Bien sûr, Berry, furieux, avait tout fait pour l’en empêcher, l’avait menacé, engueulé, insulté : son disque ne ressemblait à rien, ne rentrait dans rien, ne respectait rien, et tant qu’il serait là, il ne voulait pas de ça chez lui. Et puis la sœur, sa femme, s’y était mise aussi en le traitant de fou : ne s’enfermait-il pas certains soirs dans sa chambre avec un revolver, quand le fantôme de Tammi grattait un peu trop à sa porte, et qu’il avait avalé ce qu’il fallait pour lui résister? Les premiers temps de sa disparition, il avait même pensé à se reconvertir comme boxeur ou footballeur, puisque c’était un athlète, à taper dans tout ce qui bougeait pour décharger sa colère, cette révolte contre le ciel qui le gagnait et le faisait maudire jusqu’aux nuages, et même le bleu de l’été. Il ne supportait plus cette paix, cette fausse sérénité, ce silence insolent que lui renvoyait l’horizon à l’heure de Tammi, quand les lumières se tamisaient et que l’ombre s’insinuait, venait lui reparler d’elle en sourdine. Dans ces moments-là, il aurait voulu que le monde entier fût en deuil, s’arrêtât, et il lui semblait que tout, le vent, l’océan, la rumeur des villes prononçait son nom de concert, comme dans cette chanson d’Hendrix, que la vie ne parlait plus que d’elle et qu’il était le seul à entendre ce cri.
Alors, il replongeait de plus belle dans sa musique, car il était sûr de l’y retrouver, et jamais il n’avait poussé aussi loin sa quête, sa création. Le pire est qu’il n’arrêtait pas de remixer ses bandes, de se les passer et repasser depuis un an, à la recherche d’un détail, d’une scène ou d’un son que lui seul pouvait voir, entendre, comprendre, le fameux indice du tableau ou du tapis, comme dans la photo de Blow Up, qui le faisait prendre pour un fou, faisait dire aux gens qu’« elle » l’avait tué en mourant, alors que c’était le contraire, Tammi l’avait sauvé. Ils verraient ce qu’ils verraient.
Et après moult débats, conflits avec sa firme qui était aussi sa famille, décidément un mot compliqué pour lui depuis toujours, il sortit le disque, qu’il avait lui-même produit, quasiment procréé. Son premier vrai album après une avalanche de hits. Ses premiers mots d’homme, debout et engagé. Et ils firent mouche.

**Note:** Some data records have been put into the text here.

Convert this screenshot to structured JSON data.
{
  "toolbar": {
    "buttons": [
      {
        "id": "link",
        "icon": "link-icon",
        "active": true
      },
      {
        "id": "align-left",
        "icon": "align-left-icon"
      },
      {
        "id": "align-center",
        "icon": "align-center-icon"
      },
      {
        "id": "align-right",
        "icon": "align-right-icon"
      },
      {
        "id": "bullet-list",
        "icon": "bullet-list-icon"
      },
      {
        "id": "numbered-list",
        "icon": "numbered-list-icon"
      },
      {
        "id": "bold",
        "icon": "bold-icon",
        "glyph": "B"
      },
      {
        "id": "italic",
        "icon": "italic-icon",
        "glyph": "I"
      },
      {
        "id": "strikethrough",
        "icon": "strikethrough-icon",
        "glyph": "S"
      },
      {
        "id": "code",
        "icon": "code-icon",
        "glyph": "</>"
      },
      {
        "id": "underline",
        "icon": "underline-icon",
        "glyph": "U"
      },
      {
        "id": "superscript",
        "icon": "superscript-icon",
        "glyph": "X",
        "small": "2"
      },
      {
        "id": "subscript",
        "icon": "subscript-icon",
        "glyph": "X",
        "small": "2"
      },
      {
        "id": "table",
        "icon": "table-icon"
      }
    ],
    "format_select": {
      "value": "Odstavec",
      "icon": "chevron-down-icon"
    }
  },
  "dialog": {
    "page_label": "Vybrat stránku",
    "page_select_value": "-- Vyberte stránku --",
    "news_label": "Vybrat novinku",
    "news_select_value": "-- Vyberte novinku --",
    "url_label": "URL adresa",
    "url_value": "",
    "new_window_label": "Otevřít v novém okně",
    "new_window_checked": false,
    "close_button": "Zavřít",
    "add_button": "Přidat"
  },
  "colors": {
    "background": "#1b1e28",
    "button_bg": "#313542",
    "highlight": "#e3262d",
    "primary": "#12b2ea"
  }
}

Ce fut un événement, son Sergeant Pepper’s black, non seulement pour la communauté et le public, mais aussi pour la profession, et l’écurie Motown en particulier : derrière lui s’engouffrèrent comme un seul homme tous les enfants de la firme, Stevie et Smokey en tête, qui en profitèrent pour faire aussi leur révolution musicale et passer à leur tour à l’étape suivante, qui était souvent leur âge adulte. Le disque de la vie du premier, publié deux ans plus tard, s’intitulerait d’ailleurs Songs In The Key Of Life, ce qui était déjà tout un programme... Et Marvin, promu d’un seul coup gloire nationale, remit ça deux ans après avec un album du même tonneau qui portait presque le même titre que le précédent, phonétiquement parlant : Let’s Get It On et confirmait qu’une vedette pouvait devenir une star en changeant radicalement de discours, d’image et de son, ce qui était aussi une leçon de métier. Il n’y avait rien à ajouter. L'argent coulait à flots, les filles suivaient, et les ennuis aussi. La suite de sa vie ne fut dès lors qu’une sorte de désescalade lente, sourde, et parfois même brillante. Il n’arriva jamais à transformer l’essai, jusqu’au dernier disque, et donc au dernier jour, comme si la montagne de la chanson était devenue trop haute, et que Tammi eût finalement lâché prise, lui eût lâché la main. Il commença par divorcer d’avec Anna, autant dire d’avec Tamla, dont c’était d’abord la fille aînée, le meilleur du père Berry : elle demanda plus d’un million de dollars de pension, et il lui céda l’avance totale de son prochain disque chez... Motown! La boucle était bouclée. Et il se remaria bientôt avec une fille qui avait à nouveau dix-sept ans de différence, mais dans l’autre sens : il avait vraiment changé de cap, mais pas de nature, et divorça plus tard tout aussi spectaculaire-ment de celle-là, qui lui fit vendre voitures (les 17 !) et propriété, et acheva de le ruiner. Sans moitié, Marvin ne savait pas gérer ses affaires, et quand il prenait femme, elle le quittait, étrange paradoxe pour celui qui était un séducteur impénitent et l’ex-archétype du jeune premier black.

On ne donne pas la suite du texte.